Executive Order No. 60, as previously extended by Executive Order No. 51, is extended through Sept. 30 and allows governing bodies to meet electronically regarding essential business as long as they provide electronic access to the public and meet the safeguards established in that order to ensure openness and transparency. The order ensures that governmental entities are able to carry out essential business in a safe, transparent way without creating large gatherings in a confined space and endangering persons, particularly those at increased risk of suffering severe illness from COVID-19, while requiring that governing bodies transition toward adopting best practices developed during the pandemic, like providing real-time, live public access to electronic meetings, beginning Oct. 1.

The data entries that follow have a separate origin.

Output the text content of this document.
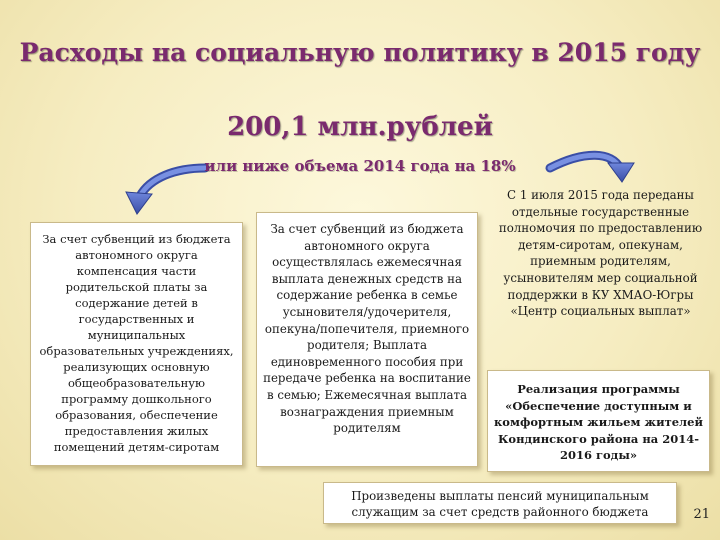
Расходы на социальную политику в 2015 году
200,1 млн.рублей
или ниже объема 2014 года на 18%
За счет субвенций из бюджета автономного округа компенсация части родительской платы за содержание детей в государственных и муниципальных образовательных учреждениях, реализующих основную общеобразовательную программу дошкольного образования, обеспечение предоставления жилых помещений детям-сиротам
За счет субвенций из бюджета автономного округа осуществлялась ежемесячная выплата денежных средств на содержание ребенка в семье усыновителя/удочерителя, опекуна/попечителя, приемного родителя; Выплата единовременного пособия при передаче ребенка на воспитание в семью; Ежемесячная выплата вознаграждения приемным родителям
С 1 июля 2015 года переданы отдельные государственные полномочия по предоставлению детям-сиротам, опекунам, приемным родителям, усыновителям мер социальной поддержки в КУ ХМАО-Югры «Центр социальных выплат»
Реализация программы «Обеспечение доступным и комфортным жильем жителей Кондинского района на 2014-2016 годы»
Произведены выплаты пенсий муниципальным служащим за счет средств районного бюджета	21
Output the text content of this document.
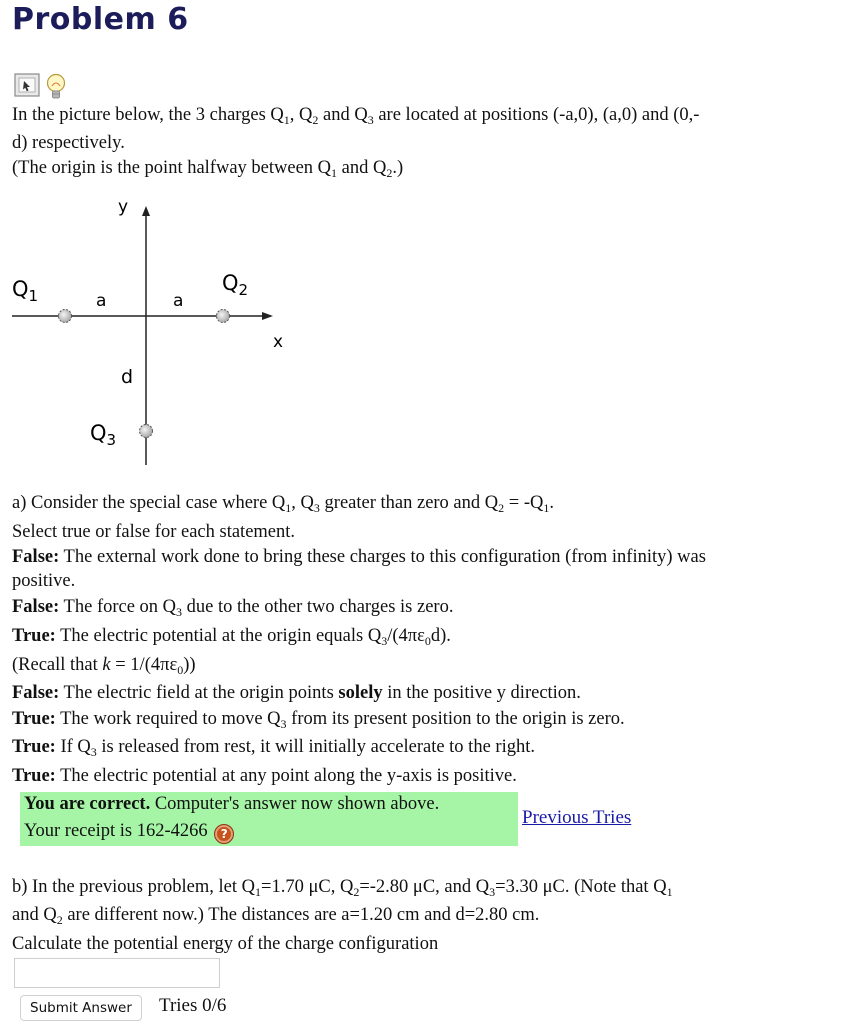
Problem 6
In the picture below, the 3 charges $Q_1$, $Q_2$ and $Q_3$ are located at positions (-a,0), (a,0) and (0,-
d) respectively.
(The origin is the point halfway between $Q_1$ and $Q_2$.)
y
x
$Q_1$
$Q_2$
$Q_3$
a	a
d
a) Consider the special case where $Q_1$, $Q_3$ greater than zero and $Q_2 = -Q_1$.
Select true or false for each statement.
False: The external work done to bring these charges to this configuration (from infinity) was
positive.
False: The force on $Q_3$ due to the other two charges is zero.
True: The electric potential at the origin equals $Q_3/(4\pi\varepsilon_0d)$.
(Recall that $k = 1/(4\pi\varepsilon_0)$)
False: The electric field at the origin points solely in the positive y direction.
True: The work required to move $Q_3$ from its present position to the origin is zero.
True: If $Q_3$ is released from rest, it will initially accelerate to the right.
True: The electric potential at any point along the y-axis is positive.
You are correct. Computer's answer now shown above.
Your receipt is 162-4266 ?
Previous Tries
b) In the previous problem, let $Q_1=1.70$ μC, $Q_2=-2.80$ μC, and $Q_3=3.30$ μC. (Note that $Q_1$
and $Q_2$ are different now.) The distances are a=1.20 cm and d=2.80 cm.
Calculate the potential energy of the charge configuration
Submit Answer	Tries 0/6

Executive Order No. 61, as previously extended by Executive Order No. 52, is extended through Sept. 30, and allows for remote notarization and remote witnessing of documents, subject to compliance with certain procedures. The order ensures that persons, and particularly populations especially vulnerable to COVID-19, including older adults and persons with compromised immune systems or serious chronic medical conditions, can continue to engage in commerce and execute legal documents without requiring in-person contact while also making preparations to implement best practices for a safe return to in-person transactions beginning Oct. 1.